Aristóteles, discípulo de Platón
“Mi mujer y yo nos habíamos acostumbrado a discutir en la cena, pero de un tiempo a esta parte ella se venía reservando el asalto final para la cama”
REVISTA WRITER AVENUE
Andy Cabello Bravo
8/30/20242 min leer
En la cama pensé que era un ingenuo, un artista de esos que se pierden en la contemplación de los detalles.
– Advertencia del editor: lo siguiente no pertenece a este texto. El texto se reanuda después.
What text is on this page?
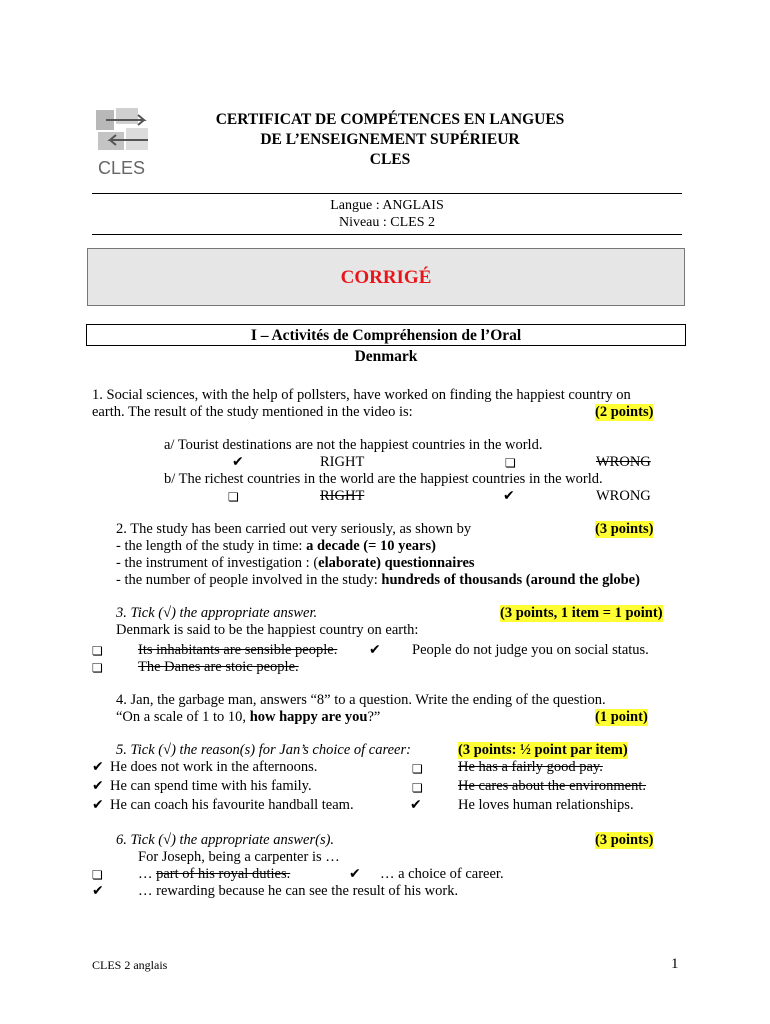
CLES
CERTIFICAT DE COMPÉTENCES EN LANGUES
DE L’ENSEIGNEMENT SUPÉRIEUR
CLES
Langue : ANGLAIS
Niveau : CLES 2
CORRIGÉ
I – Activités de Compréhension de l’Oral
Denmark
1. Social sciences, with the help of pollsters, have worked on finding the happiest country on
earth. The result of the study mentioned in the video is:	(2 points)
a/ Tourist destinations are not the happiest countries in the world.
✔	RIGHT	❏	WRONG
b/ The richest countries in the world are the happiest countries in the world.
❏	RIGHT	✔	WRONG
2. The study has been carried out very seriously, as shown by	(3 points)
- the length of the study in time: a decade (= 10 years)
- the instrument of investigation : (elaborate) questionnaires
- the number of people involved in the study: hundreds of thousands (around the globe)
3. Tick (√) the appropriate answer.	(3 points, 1 item = 1 point)
Denmark is said to be the happiest country on earth:
❏ Its inhabitants are sensible people. ✔ People do not judge you on social status.
❏ The Danes are stoic people.
4. Jan, the garbage man, answers “8” to a question. Write the ending of the question.
“On a scale of 1 to 10, how happy are you?”	(1 point)
5. Tick (√) the reason(s) for Jan’s choice of career:	(3 points: ½ point par item)
✔ He does not work in the afternoons.	❏ He has a fairly good pay.
✔ He can spend time with his family.	❏ He cares about the environment.
✔ He can coach his favourite handball team.	✔	He loves human relationships.
6. Tick (√) the appropriate answer(s).	(3 points)
For Joseph, being a carpenter is …
❏ … part of his royal duties.	✔ … a choice of career.
✔ … rewarding because he can see the result of his work.
CLES 2 anglais	1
Esto es algo que a menudo mi mujer zanjaba con un definitivo: «Silvio, lo que eres es un cincuentón cascado, no me vengas con metáforas».
Mi mujer y yo nos habíamos acostumbrado a discutir en la cena, pero de un tiempo a esta parte ella se venía reservando el asalto final para la cama. «La vida nos ha adelantado», me espetó, «nos ha pasado por la izquierda sin siquiera acelerar». Entonces yo me imaginaba nuestro matrimonio como un cochecito que, por inercia, arrancaba en segunda cuesta arriba tratando de alcanzar a esa vida.
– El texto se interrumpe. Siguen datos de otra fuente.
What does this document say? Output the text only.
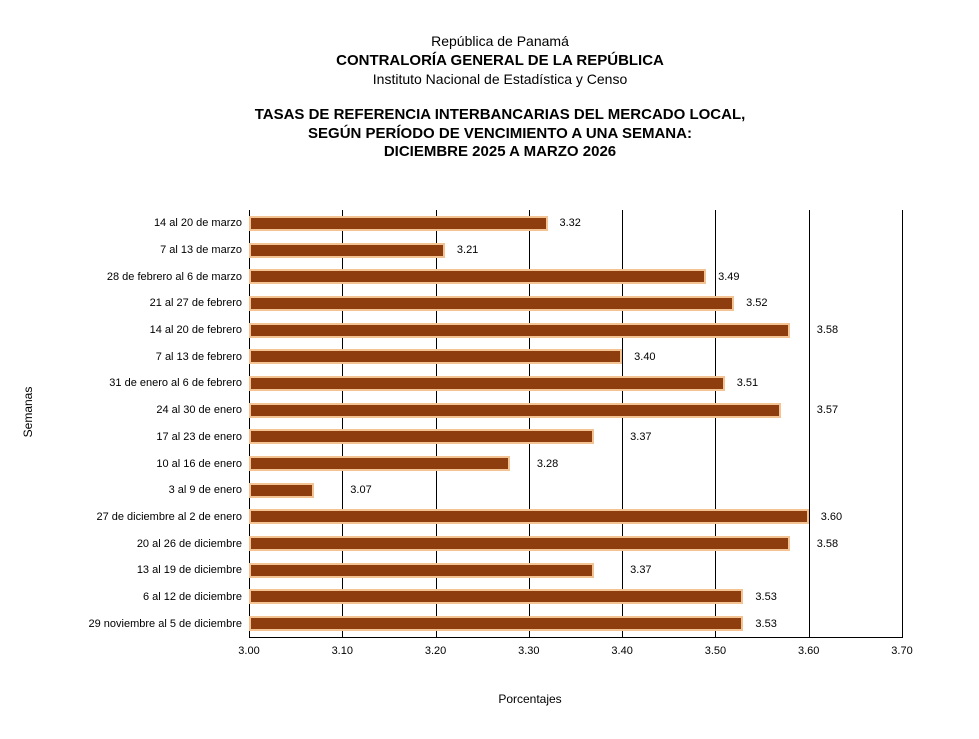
República de Panamá
CONTRALORÍA GENERAL DE LA REPÚBLICA
Instituto Nacional de Estadística y Censo
TASAS DE REFERENCIA INTERBANCARIAS DEL MERCADO LOCAL,
SEGÚN PERÍODO DE VENCIMIENTO A UNA SEMANA:
DICIEMBRE 2025 A MARZO 2026
Semanas
3.00	3.10	3.20	3.30	3.40	3.50	3.60	3.70
14 al 20 de marzo	3.32
7 al 13 de marzo	3.21
28 de febrero al 6 de marzo	3.49
21 al 27 de febrero	3.52
14 al 20 de febrero	3.58
7 al 13 de febrero	3.40
31 de enero al 6 de febrero	3.51
24 al 30 de enero	3.57
17 al 23 de enero	3.37
10 al 16 de enero	3.28
3 al 9 de enero	3.07
27 de diciembre al 2 de enero	3.60
20 al 26 de diciembre	3.58
13 al 19 de diciembre	3.37
6 al 12 de diciembre	3.53
29 noviembre al 5 de diciembre	3.53
Porcentajes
Decidí así evocar el día que nos conocimos, cómo nuestras almas se habían entregado mucho antes que nuestros cuerpos, a lo que me respondió con una mirada invernal y un: «¡por eso ya no hacemos el amor!, porque lo único que sabes tocarme es el alma, que pareces Platón».
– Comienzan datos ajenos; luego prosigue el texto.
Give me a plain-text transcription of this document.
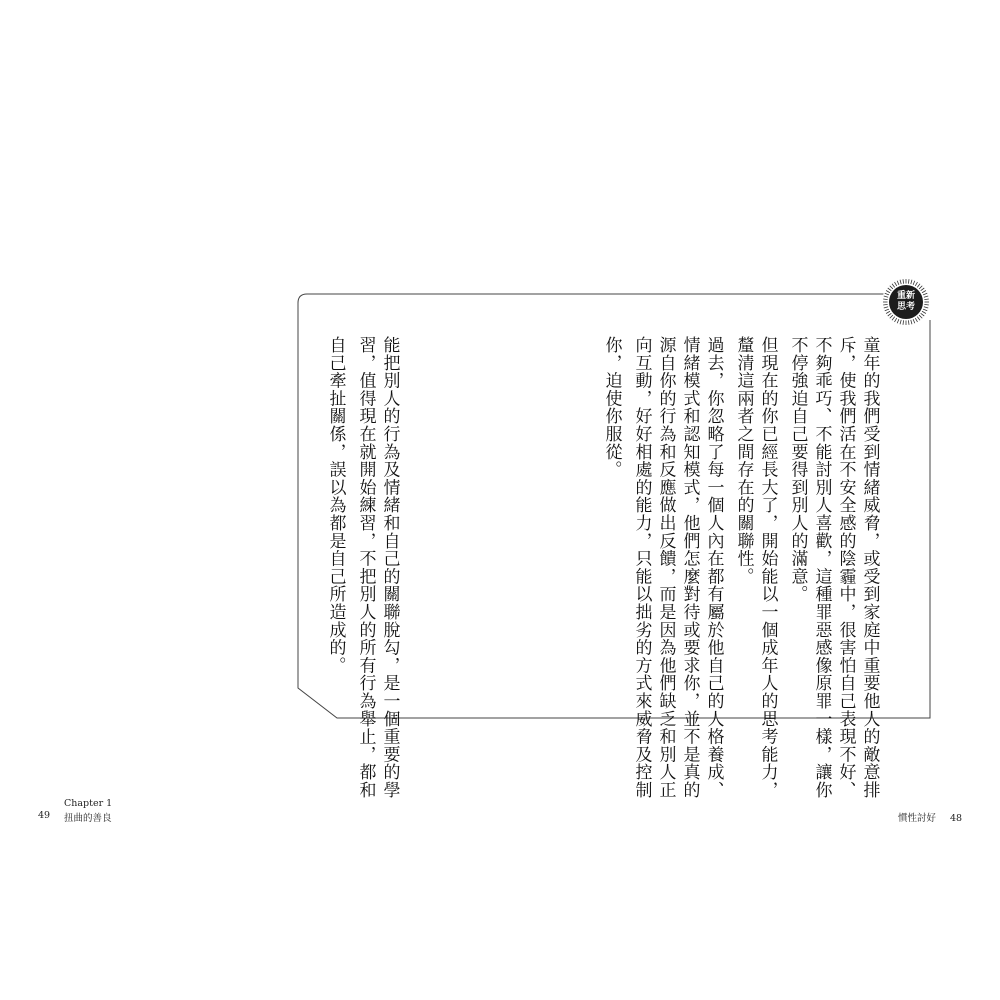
重新
思考
童年的我們受到情緒威脅，或受到家庭中重要他人的敵意排
斥，使我們活在不安全感的陰霾中，很害怕自己表現不好、
不夠乖巧、不能討別人喜歡，這種罪惡感像原罪一樣，讓你
不停強迫自己要得到別人的滿意。
但現在的你已經長大了，開始能以一個成年人的思考能力，
釐清這兩者之間存在的關聯性。
過去，你忽略了每一個人內在都有屬於他自己的人格養成、
情緒模式和認知模式，他們怎麼對待或要求你，並不是真的
源自你的行為和反應做出反饋，而是因為他們缺乏和別人正
向互動，好好相處的能力，只能以拙劣的方式來威脅及控制
你，迫使你服從。
能把別人的行為及情緒和自己的關聯脫勾，是一個重要的學
習，值得現在就開始練習，不把別人的所有行為舉止，都和
自己牽扯關係，誤以為都是自己所造成的。
49
Chapter 1
扭曲的善良	慣性討好 48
No voy a relatar los reproches que mi mujer me dedicó desde su inveterado aristotelismo, pues según ella la virtud se hallaba en la práctica, y en ningún otro lugar, «así que quítatelo todo, que vamos a practicar». Obedecí y ella me sacudió fogosa de los hombros hasta que su devoción por Aristóteles trocó en álgebra y ordenó que «¡un sesenta y nueve, Silvio, un sesenta y nueve!», mientras yo intentaba zafarme del jersey que me había regalado su madre por Navidad, y que ella insistía en que me pusiera.
Enseguida las cifras se nos fueron de las manos y la espalda solo me permitió hacer un setenta y uno si me sujetaba en la pared con las piernas, boca abajo; y en ese momento, cuando toda la sangre se me agolpaba en la frente, en ese momento vi a mi mujer más hermosa que nunca. Lo de hacer el pino, sin embargo, no le generó demasiada excitación, y me ordenó retirar los pies de la pared, «que el blanco es un color muy bonito y no estamos como para ensuciarlo».
Y yo, que soy arquitecto de profesión, había olvidado lo cruel que es la gravedad. Todo lo que podía venirse abajo acabó viniéndose abajo. «Esto no es un sesenta y nueve, Silvio, esto es un seiscientos sesenta y seis» sentenció mi mujer antes de ladear su cuerpo desvanecido de deseo, y apagar la lamparita de noche.
Por mi parte, acabo de despertarme en una habitación abrasadora, y he tenido que arrojar a las llamas el jersey que me regaló mi suegra. No sé qué voy a hacer aquí, rodeado de cincuentones con cara de insatisfechos y, lo que es peor, todos con una marcada cojera. «Bienvenido a casa», me ha dicho uno. Nunca he tenido un sueño tan extraño. De hecho, ahora estoy soñando con mi mujer en nuestra cama. Casi no la reconozco: es la primera vez que la veo dar las gracias.